Like in marriage, the level of success of an organization can be tied to the quality of communication that is happening throughout the different levels of employees, stakeholders, and anyone else involved in making the organization operate properly. Unfortunately, communication is overlooked often times, and leaders do not apply the same rigor to communication as they do to financial and operational components. (Barrett, 2002, p. 37) Particularly when organizations are attempting to navigate change in culture.
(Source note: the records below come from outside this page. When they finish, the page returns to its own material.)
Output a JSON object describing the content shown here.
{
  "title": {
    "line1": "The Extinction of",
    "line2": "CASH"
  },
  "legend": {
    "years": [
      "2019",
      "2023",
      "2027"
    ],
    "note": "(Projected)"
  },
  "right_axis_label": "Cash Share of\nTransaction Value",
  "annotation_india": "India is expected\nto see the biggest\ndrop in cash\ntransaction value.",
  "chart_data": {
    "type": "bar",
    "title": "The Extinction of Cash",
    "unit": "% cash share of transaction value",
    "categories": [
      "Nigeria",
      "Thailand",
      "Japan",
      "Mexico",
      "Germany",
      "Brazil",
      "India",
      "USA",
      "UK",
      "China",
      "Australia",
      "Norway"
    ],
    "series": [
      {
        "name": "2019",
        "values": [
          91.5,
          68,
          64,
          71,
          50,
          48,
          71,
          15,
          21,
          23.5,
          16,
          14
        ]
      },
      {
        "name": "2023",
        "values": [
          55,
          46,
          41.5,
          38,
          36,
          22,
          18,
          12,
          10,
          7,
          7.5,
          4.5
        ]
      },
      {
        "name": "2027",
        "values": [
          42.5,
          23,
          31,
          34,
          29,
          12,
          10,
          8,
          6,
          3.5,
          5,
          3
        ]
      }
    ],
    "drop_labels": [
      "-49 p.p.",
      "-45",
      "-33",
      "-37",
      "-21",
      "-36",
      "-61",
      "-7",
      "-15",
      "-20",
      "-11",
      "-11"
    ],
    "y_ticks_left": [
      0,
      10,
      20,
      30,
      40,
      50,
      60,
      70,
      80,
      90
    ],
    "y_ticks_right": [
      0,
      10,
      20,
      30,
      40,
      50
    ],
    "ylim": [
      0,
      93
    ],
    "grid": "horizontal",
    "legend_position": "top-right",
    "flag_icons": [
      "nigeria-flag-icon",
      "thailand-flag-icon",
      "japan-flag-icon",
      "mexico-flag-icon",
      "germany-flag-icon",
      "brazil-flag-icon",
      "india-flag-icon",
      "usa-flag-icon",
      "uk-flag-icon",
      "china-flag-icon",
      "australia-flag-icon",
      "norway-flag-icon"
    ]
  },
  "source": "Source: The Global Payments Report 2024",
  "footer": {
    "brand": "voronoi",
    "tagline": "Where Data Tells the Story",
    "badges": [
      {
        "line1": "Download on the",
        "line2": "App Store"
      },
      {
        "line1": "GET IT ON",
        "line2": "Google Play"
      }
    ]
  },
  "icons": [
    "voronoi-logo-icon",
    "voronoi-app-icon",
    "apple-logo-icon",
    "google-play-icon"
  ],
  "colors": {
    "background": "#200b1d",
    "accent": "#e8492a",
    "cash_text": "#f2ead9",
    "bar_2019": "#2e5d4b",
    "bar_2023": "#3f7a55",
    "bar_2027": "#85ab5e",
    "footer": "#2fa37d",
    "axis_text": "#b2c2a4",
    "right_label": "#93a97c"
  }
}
It is difficult for an organization to navigate any sort of change, but without clear communication as to what culture change is and is not the organization is bound to fail in its change endeavor. (Hooijberg, 1993, p. 37)
Change requires people involved at all levels to assist in the process, often requiring short-term sacrifices. (Kotter, 2007) Without effective employee communication, the level of buy-in from employees will not be high enough to compel them to make short-term sacrifices, and change will be impossible to accomplish. (Barrett, 2002, p. 219) If employees understand clearly the need for change, and see the benefits the change will provide, they are more apt to embrace short-term sacrifice for long-term benefits. (Kotter, 1995)
In order to accomplish meaningful change, there must be meaningful communication, which accomplishes two primary objectives:
- Informs and educates employees at all levels
- Motivates and positions employees to support change strategy (Barrett, 2002, p. 220)
Five best practices of effective communication are:
- Educate what change means to employees through clear and consisten messages
- Motivate employees to support the organization’s new direction
- Encourage higher performance and discretionary effort
- Limit misunderstandings and rumors
- Align employees behind strategy and performance goals (Barret, 2002, p. 220)
Using effective communication practices will increase the chances for success in organizational change.
References
Deborah J. Barrett. (2002). Change communication: using strategic employee communication to facilitate major change. Corporate Communications: An International Journal, 7(4), 219–231. http://doi.org/10.1108/13563280210449804
Hooijberg, R., & Petrock, F. (1993). On Cultural Change: Using the Competing Values Framework to Help Leaders Execute a Transformational Strategy. Human Resource Management, 32(1), 29–50.
Kotter, J. P., & Mundt, T. (2007). Leading Change: Why Transformation Efforts Fail. Harvard Business Review.